Re: [PATCH 3/3] blk-mq: fix wait condition for tagset wait completed check

Nilay Shroff <nilay@xxxxxxxxxxxxx> · Wed, 29 Jan 2025 15:24:52 +0530

On 1/28/25 10:04 PM, Daniel Wagner wrote:
> blk_mq_tagset_count_completed_reqs returns the number of completed
> requests. The only user of this function is
> blk_mq_tagset_wait_completed_request which wants to know how many
> request are not yet completed.
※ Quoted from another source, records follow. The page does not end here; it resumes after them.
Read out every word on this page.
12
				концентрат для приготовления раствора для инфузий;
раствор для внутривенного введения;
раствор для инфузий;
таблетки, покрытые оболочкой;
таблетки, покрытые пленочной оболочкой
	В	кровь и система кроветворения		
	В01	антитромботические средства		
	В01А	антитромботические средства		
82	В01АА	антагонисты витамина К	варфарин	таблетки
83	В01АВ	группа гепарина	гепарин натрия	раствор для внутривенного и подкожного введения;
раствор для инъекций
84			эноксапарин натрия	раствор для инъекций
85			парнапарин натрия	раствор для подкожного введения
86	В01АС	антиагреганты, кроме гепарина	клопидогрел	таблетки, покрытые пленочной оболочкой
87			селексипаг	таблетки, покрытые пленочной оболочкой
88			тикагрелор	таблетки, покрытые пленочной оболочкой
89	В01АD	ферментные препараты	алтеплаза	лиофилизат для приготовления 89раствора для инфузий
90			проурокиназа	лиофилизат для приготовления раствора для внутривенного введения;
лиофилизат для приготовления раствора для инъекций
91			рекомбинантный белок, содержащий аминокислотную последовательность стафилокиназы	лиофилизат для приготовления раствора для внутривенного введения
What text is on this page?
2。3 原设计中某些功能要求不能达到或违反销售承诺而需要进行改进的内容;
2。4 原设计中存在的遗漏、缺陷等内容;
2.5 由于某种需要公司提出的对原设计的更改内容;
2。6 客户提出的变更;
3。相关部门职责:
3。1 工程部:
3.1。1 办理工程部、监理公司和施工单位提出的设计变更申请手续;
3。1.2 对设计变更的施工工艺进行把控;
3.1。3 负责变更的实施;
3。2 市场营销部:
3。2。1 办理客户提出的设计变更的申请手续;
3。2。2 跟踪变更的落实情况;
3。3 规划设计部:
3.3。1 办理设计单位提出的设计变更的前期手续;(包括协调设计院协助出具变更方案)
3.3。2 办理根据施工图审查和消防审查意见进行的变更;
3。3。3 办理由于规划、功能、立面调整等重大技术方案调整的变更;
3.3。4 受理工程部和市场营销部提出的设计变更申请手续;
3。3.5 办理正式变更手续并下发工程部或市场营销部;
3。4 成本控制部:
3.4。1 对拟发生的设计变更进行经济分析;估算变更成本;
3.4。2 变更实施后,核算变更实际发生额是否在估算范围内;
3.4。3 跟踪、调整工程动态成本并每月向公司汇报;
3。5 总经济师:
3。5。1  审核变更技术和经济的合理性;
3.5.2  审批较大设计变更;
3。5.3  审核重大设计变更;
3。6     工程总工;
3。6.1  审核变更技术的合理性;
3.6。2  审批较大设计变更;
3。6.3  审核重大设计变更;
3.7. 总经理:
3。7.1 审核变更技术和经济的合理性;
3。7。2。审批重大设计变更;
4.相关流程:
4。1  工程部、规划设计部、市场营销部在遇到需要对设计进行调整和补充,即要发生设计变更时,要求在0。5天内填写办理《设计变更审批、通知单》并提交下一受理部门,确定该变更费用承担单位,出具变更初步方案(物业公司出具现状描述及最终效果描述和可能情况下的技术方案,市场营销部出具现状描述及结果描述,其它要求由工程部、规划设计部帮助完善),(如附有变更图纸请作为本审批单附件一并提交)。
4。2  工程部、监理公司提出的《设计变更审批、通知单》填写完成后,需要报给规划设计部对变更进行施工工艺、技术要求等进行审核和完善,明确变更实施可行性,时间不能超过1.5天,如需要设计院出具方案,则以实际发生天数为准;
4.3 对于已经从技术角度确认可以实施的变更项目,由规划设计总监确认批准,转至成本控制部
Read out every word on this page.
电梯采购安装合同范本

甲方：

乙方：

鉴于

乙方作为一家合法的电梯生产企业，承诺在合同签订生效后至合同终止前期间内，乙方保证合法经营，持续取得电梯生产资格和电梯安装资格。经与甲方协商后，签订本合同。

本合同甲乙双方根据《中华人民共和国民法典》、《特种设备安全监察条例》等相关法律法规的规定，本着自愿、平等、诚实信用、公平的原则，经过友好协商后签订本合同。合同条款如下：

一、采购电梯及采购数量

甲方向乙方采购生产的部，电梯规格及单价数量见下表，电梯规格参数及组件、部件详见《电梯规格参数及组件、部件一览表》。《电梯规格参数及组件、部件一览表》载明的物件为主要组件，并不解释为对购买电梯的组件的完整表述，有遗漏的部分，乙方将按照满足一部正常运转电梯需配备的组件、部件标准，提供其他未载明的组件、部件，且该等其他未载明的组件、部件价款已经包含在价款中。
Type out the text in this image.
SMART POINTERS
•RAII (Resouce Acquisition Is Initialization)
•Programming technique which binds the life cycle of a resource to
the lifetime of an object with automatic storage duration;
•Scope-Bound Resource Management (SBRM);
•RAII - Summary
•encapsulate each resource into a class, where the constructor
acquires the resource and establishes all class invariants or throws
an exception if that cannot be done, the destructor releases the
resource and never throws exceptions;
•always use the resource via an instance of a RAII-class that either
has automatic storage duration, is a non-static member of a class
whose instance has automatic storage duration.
Thus return the number of in flight
> requests and terminate the wait loop when there is no inflight request.
> 
> Fixes: f9934a80f91d ("blk-mq: introduce blk_mq_tagset_wait_completed_request()")
> Cc: Ming Lei <ming.lei@xxxxxxxxxx>
> Signed-off-by: Daniel Wagner <wagi@xxxxxxxxxx>
> ---
>  block/blk-mq-tag.c | 6 +++---
>  1 file changed, 3 insertions(+), 3 deletions(-)
> 
> diff --git a/block/blk-mq-tag.c b/block/blk-mq-tag.c
> index b9f417d980b46d54b74dec8adcb5b04e6a78635c..3ce46afb65e3c3de9f11ca440bf0f335f21d0998 100644
> --- a/block/blk-mq-tag.c
> +++ b/block/blk-mq-tag.c
> @@ -450,11 +450,11 @@ void blk_mq_tagset_busy_iter(struct blk_mq_tag_set *tagset,
>  }
>  EXPORT_SYMBOL(blk_mq_tagset_busy_iter);
>  
> -static bool blk_mq_tagset_count_completed_rqs(struct request *rq, void *data)
> +static bool blk_mq_tagset_count_inflight_rqs(struct request *rq, void *data)
>  {
>  	unsigned *count = data;
>  
> -	if (blk_mq_request_completed(rq))
> +	if (blk_mq_rq_state(rq) == MQ_RQ_IN_FLIGHT)
>  		(*count)++;
>  	return true;
>  }
> @@ -472,7 +472,7 @@ void blk_mq_tagset_wait_completed_request(struct blk_mq_tag_set *tagset)
>  		unsigned count = 0;
>  
>  		blk_mq_tagset_busy_iter(tagset,
> -				blk_mq_tagset_count_completed_rqs, &count);
> +				blk_mq_tagset_count_inflight_rqs, &count);
>  		if (!count)
>  			break;
>  		msleep(5);
> 
I see that blk_mq_tagset_wait_completed_request() is called from nvme_cancel_tagset()
and nvme_cancel_admin_tagset(). And it seems to me that the intention here's to wait 
until each completed requests are freed (or change its state to MQ_RQ_IDLE). 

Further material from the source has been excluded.